Higher order computational methods (including simply more intensive, non-high throughput DFT) are accurate but expensive as you know. Some of them have systematic error in the way DFT does, and are essentially based on user choice of (many!) parameters. Charged defect calculations are on example of this. Finding large (>10^4) training sets with similar parameters for computation is difficult. “ML” for these kinds of calculations usually consists of like, calculating a hundred (or 10) crystals within a narrow chemical system, doing a linear regression on one variable (eg, valence of cation on some site), and getting numbers +\- 10% of a “true” number.

GGA/meta-GGA DFT, on the other hand, can be applied at a sufficient fidelity to get real(ish) numbers in a homogenous way across huge numbers of crystals. So you are correct, you are predicting an approximate number for a property in many cases. But if we know the approximate number is wrong due to systematic error (and we can, in some situations) we can apply corrections or higher order methods to get the right(ish) answer. More, it’s highly dependent on which property you’re interested in. Some properties, like band gap, can be off by a lot.
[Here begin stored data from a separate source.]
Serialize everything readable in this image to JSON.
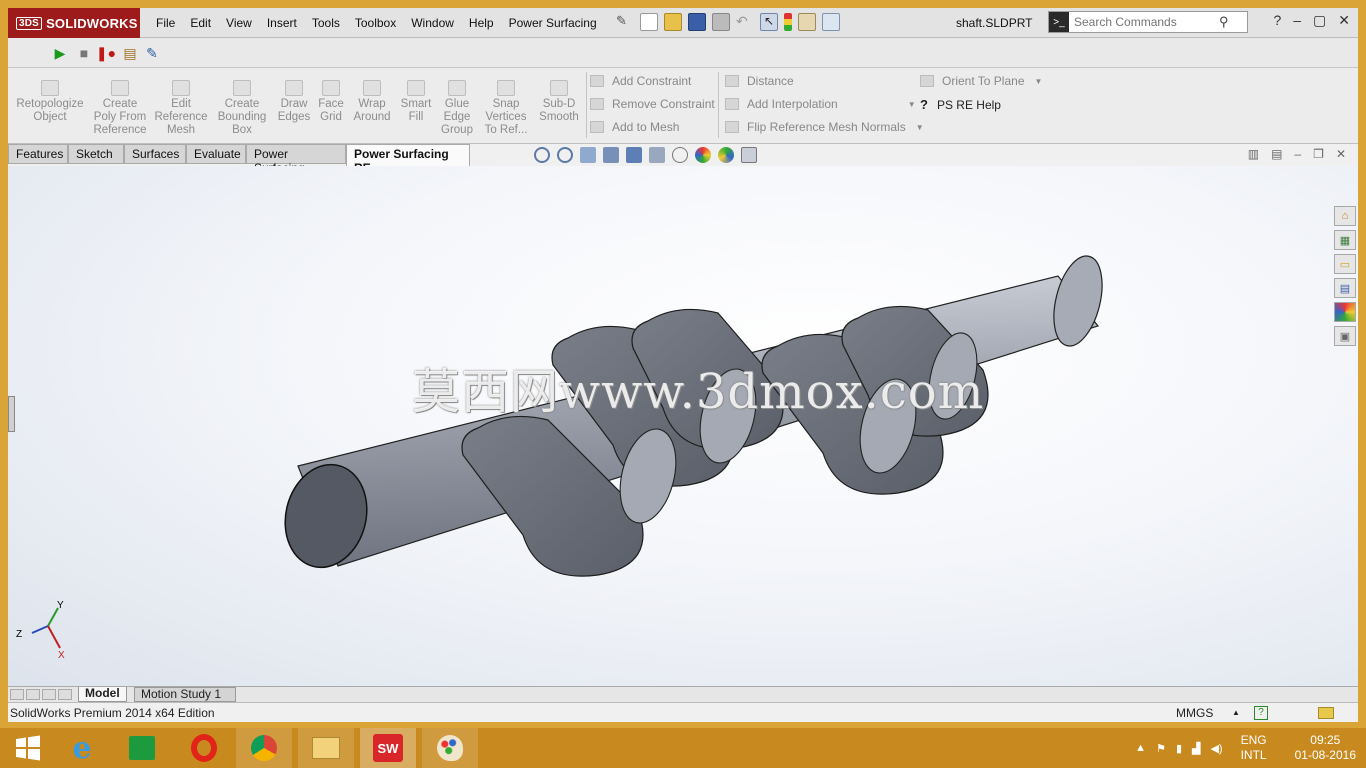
{
  "app": {
    "brand": "SOLIDWORKS",
    "brand_prefix": "3DS",
    "document_title": "shaft.SLDPRT"
  },
  "menu": [
    "File",
    "Edit",
    "View",
    "Insert",
    "Tools",
    "Toolbox",
    "Window",
    "Help",
    "Power Surfacing"
  ],
  "search": {
    "placeholder": "Search Commands"
  },
  "command_manager": {
    "large_buttons": [
      {
        "label": "Retopologize Object"
      },
      {
        "label": "Create Poly From Reference"
      },
      {
        "label": "Edit Reference Mesh"
      },
      {
        "label": "Create Bounding Box"
      },
      {
        "label": "Draw Edges"
      },
      {
        "label": "Face Grid"
      },
      {
        "label": "Wrap Around"
      },
      {
        "label": "Smart Fill"
      },
      {
        "label": "Glue Edge Group"
      },
      {
        "label": "Snap Vertices To Ref..."
      },
      {
        "label": "Sub-D Smooth"
      }
    ],
    "group1": [
      "Add Constraint",
      "Remove Constraint",
      "Add to Mesh"
    ],
    "group2": [
      "Distance",
      "Add Interpolation",
      "Flip Reference Mesh Normals"
    ],
    "group3": [
      "Orient To Plane",
      "PS RE Help"
    ]
  },
  "tabs": [
    "Features",
    "Sketch",
    "Surfaces",
    "Evaluate",
    "Power Surfacing",
    "Power Surfacing RE"
  ],
  "active_tab": "Power Surfacing RE",
  "watermark": "莫西网www.3dmox.com",
  "triad": {
    "x": "X",
    "y": "Y",
    "z": "Z"
  },
  "bottom_tabs": [
    "Model",
    "Motion Study 1"
  ],
  "status": {
    "edition": "SolidWorks Premium 2014 x64 Edition",
    "units": "MMGS",
    "units_arrow": "▲"
  },
  "tray": {
    "lang_top": "ENG",
    "lang_bottom": "INTL",
    "time": "09:25",
    "date": "01-08-2016"
  },
  "colors": {
    "frame": "#dba436",
    "taskbar": "#c88a1e",
    "brand_red": "#9e1b1b",
    "part_gray": "#8e929c"
  }
}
Others, like formation energy, can be calculated pretty accurately even with run-of-the-mill GGA DFT. Elastic moduli are generally ok.

in summary, approximating DFT with ML is just the least messy way to get real-ish answers across a large number of materials. Of course, there’s a point at which low-fidelity DFT calculations are - (1) so cheap and (2) so inaccurate, generally - that having an ML model approximate them is pointless. Most large DBs of materials now use good enough DFT that the numbers they calculate are not pointless for ML to learn from.

In the future, I think models trained on large numbers of DFT calculations will have to be applied to narrow sets of higher fidelity calculations by tuning. Much like you can fine tune a generalized LLM to do specific things. That might be where ML can actually bring real value to materials design.

Also, it’s worth considering that synthesizing novel materials can be insanely difficult. So 1 in 4 is not bad in my opinion.